L’aveva vista quando aveva fatto il segno dell’impiccato e aveva sorriso.
Draco Malfoy, l’impenetrabile, aveva sorriso di fronte alla spontaneità umana.
La vide prendere l’ascensore e dirigersi verso i piani alti e così fece anche lui. Si diresse verso il suo ufficio.

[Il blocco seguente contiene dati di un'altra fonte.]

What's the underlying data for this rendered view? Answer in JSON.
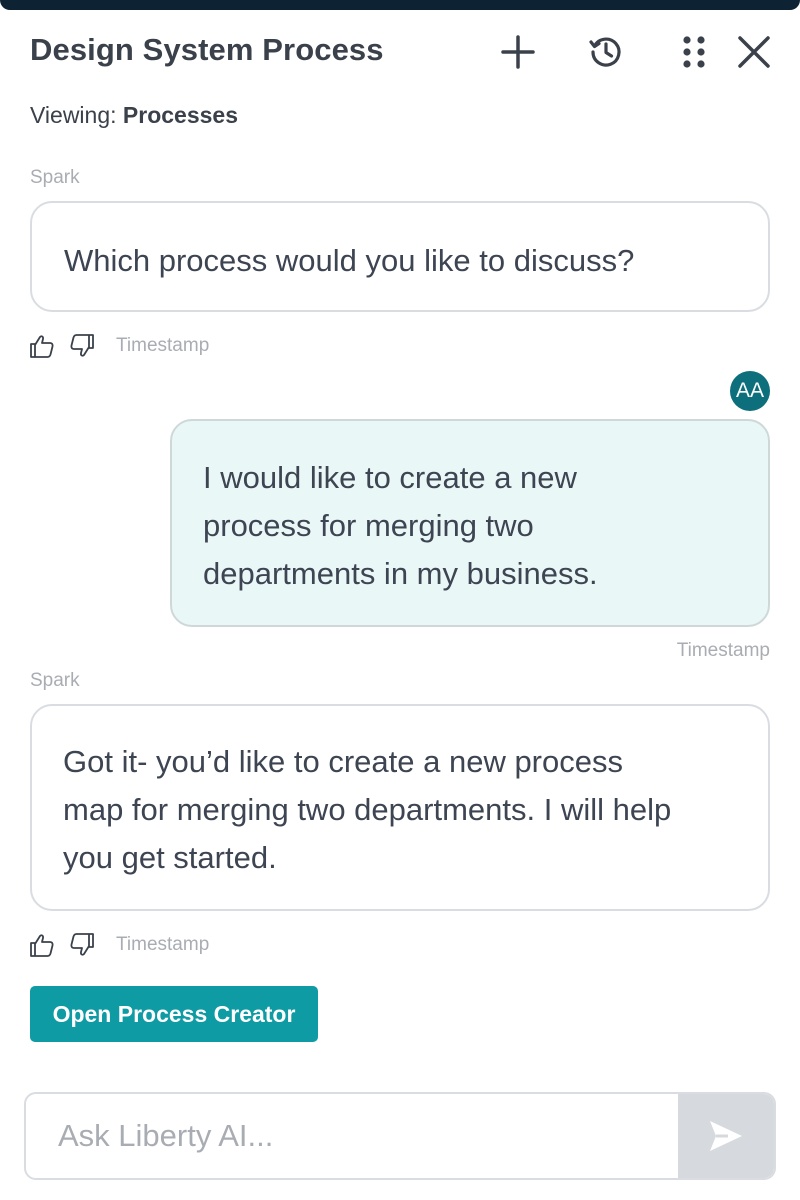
{
  "header": {
    "title": "Design System Process",
    "icons": [
      "plus-icon",
      "history-icon",
      "drag-grid-icon",
      "close-icon"
    ]
  },
  "viewing": {
    "prefix": "Viewing: ",
    "value": "Processes"
  },
  "messages": [
    {
      "sender": "Spark",
      "role": "assistant",
      "text": "Which process would you like to discuss?",
      "timestamp": "Timestamp"
    },
    {
      "sender_initials": "AA",
      "role": "user",
      "lines": [
        "I would like to create a new",
        "process for merging two",
        "departments in my business."
      ],
      "timestamp": "Timestamp"
    },
    {
      "sender": "Spark",
      "role": "assistant",
      "lines": [
        "Got it- you’d like to create a new process",
        "map for merging two departments. I will help",
        "you get started."
      ],
      "timestamp": "Timestamp"
    }
  ],
  "action_button": {
    "label": "Open Process Creator"
  },
  "composer": {
    "placeholder": "Ask Liberty AI...",
    "value": ""
  },
  "colors": {
    "accent": "#0f9ba3",
    "avatar": "#0c6f7b",
    "user_bubble": "#eaf7f7",
    "topbar": "#0d2233"
  }
}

“… penso per la settimana prossima…” – Hermione era al telefono con un agente. Stava parlando della sua provvigione. – “… no, no… è che speravo che mi potessi… come? No, no… ti dicevo… aspettavo la fattura dell’ultima fornitura per poterti pagare. Così inglobavo tutto e non lasciavo niente al mese prossimo.” – poi sorrise. Aveva raggiunto l’accordo. – “Allora facciamo così. Aspetto la fattura. Intanto mandamela per fax così mi butto avanti. Ok, grazie mille, Alex, a presto!” – Hermione riagganciò e scribacchiò un post-it che appese a lato dello schermo del pc. Ora aveva finito anche con le provvigioni di quel mese.
Ora urgeva un buon caffè.









Calli-corner:

Giusto per evitare incomprensioni… capitoLO ciccione, vero? ^^
Qui la nostra Hermione ha dato il meglio di sé, rispondendo in quel modo a Pansy che, diciamocelo in faccia, se l’è proprio meritato. La Merdaccia pensava che essendo la fidanzata del capo potesse prendersi delle libertà che solo la buona educazione poteva concedere e quando si è trovata davanti quella che non accettava quelle confidenze, ha dovuto fare marcia indietro.

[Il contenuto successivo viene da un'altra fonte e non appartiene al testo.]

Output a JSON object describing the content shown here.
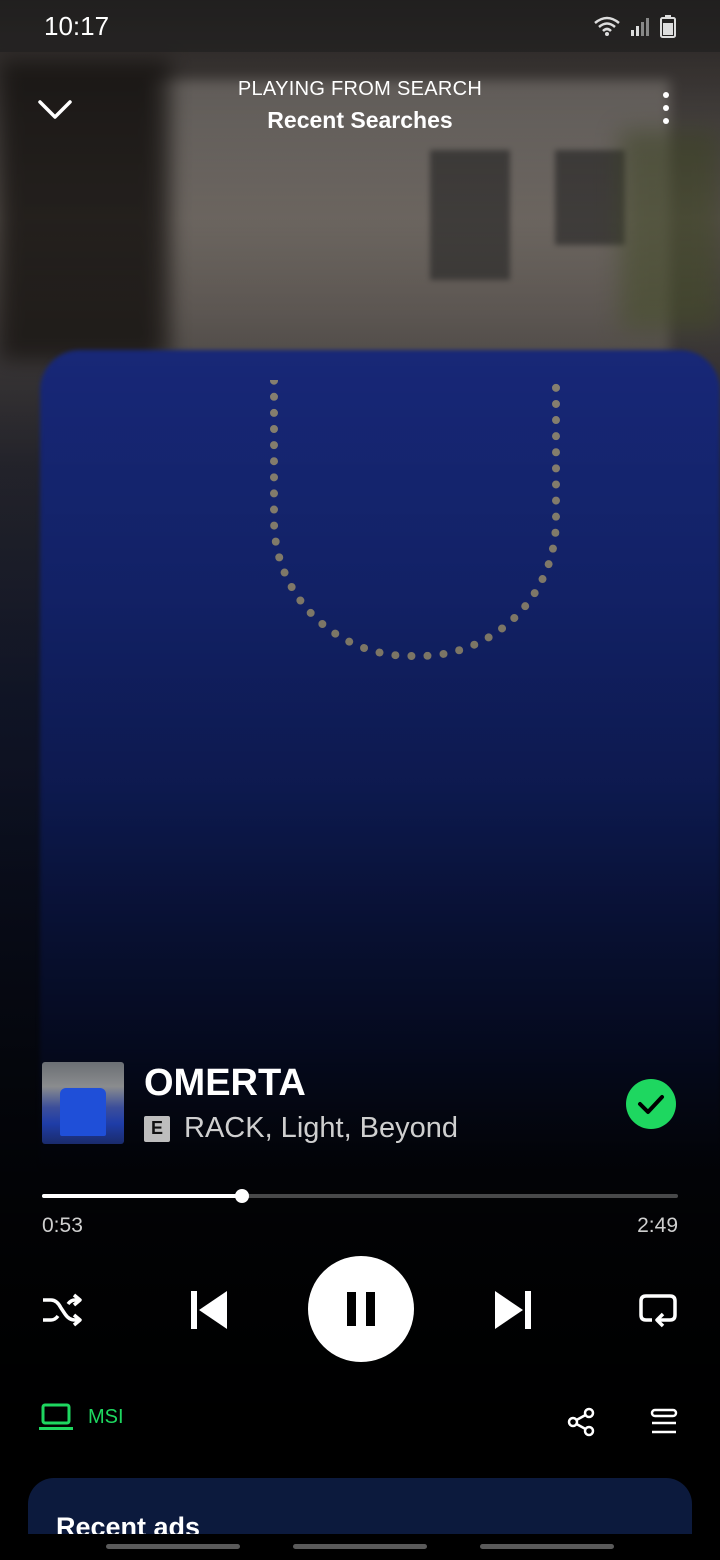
{
  "status_bar": {
    "time": "10:17",
    "icons": [
      "wifi-icon",
      "signal-icon",
      "battery-icon"
    ]
  },
  "header": {
    "context": "PLAYING FROM SEARCH",
    "title": "Recent Searches",
    "collapse_icon": "chevron-down-icon",
    "menu_icon": "more-vertical-icon"
  },
  "track": {
    "title": "OMERTA",
    "explicit_label": "E",
    "artists": "RACK, Light, Beyond",
    "liked": true
  },
  "progress": {
    "elapsed": "0:53",
    "total": "2:49",
    "fraction": 0.314
  },
  "controls": {
    "shuffle_icon": "shuffle-icon",
    "previous_icon": "skip-previous-icon",
    "play_state": "playing",
    "next_icon": "skip-next-icon",
    "repeat_icon": "repeat-icon"
  },
  "device": {
    "label": "MSI",
    "icon": "laptop-icon"
  },
  "actions": {
    "share_icon": "share-icon",
    "queue_icon": "queue-icon"
  },
  "card": {
    "title": "Recent ads"
  },
  "colors": {
    "accent": "#1ed760",
    "card_bg": "#0c1a3d"
  }
}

Onestamente, non so se sono stata abbastanza chiara su Draco Malfoy.
Il mio obiettivo è far vedere i due lati dell’uomo: quello che vuole accontentare la fidanzata, ma che al tempo stesso è pieno di responsabilità nel gestire un impero come la sua azienda.
Voglio spezzare una lancia in favore di Draco: non è un cattivo ragazzo, è solo che il dover essere sempre all’altezza delle aspettative di tutti è un peso non da poco, e si rischia di commettere errori come nel caso di Hermione.
Ritroveremo questo aspetto delle “aspettative” molto più avanti, quando tutta la situazione si sarà risolta. ^_^
*me sadica*

Ma adesso, vi lascio alla vostra parte preferita:
lo spoiler!

“Tieniti pronta per la settimana prossima. Partiremo insieme per l’America.”

Ohi ohi…
Lasciate che vi dia un’altra anticipazione. Oggi mi sento generosa.
Nel prossimo capitolo, entrerà in scena il babbo di Draco, con il quale ci sarà una piccola discussione, per non parlare dello spoiler.
In teoria, per questi viaggi di lavoro, dovrebbe essere Pansy ad accompagnare Draco.
Che sarà successo?

Il mio sadismo ora vi saluta definitivamente.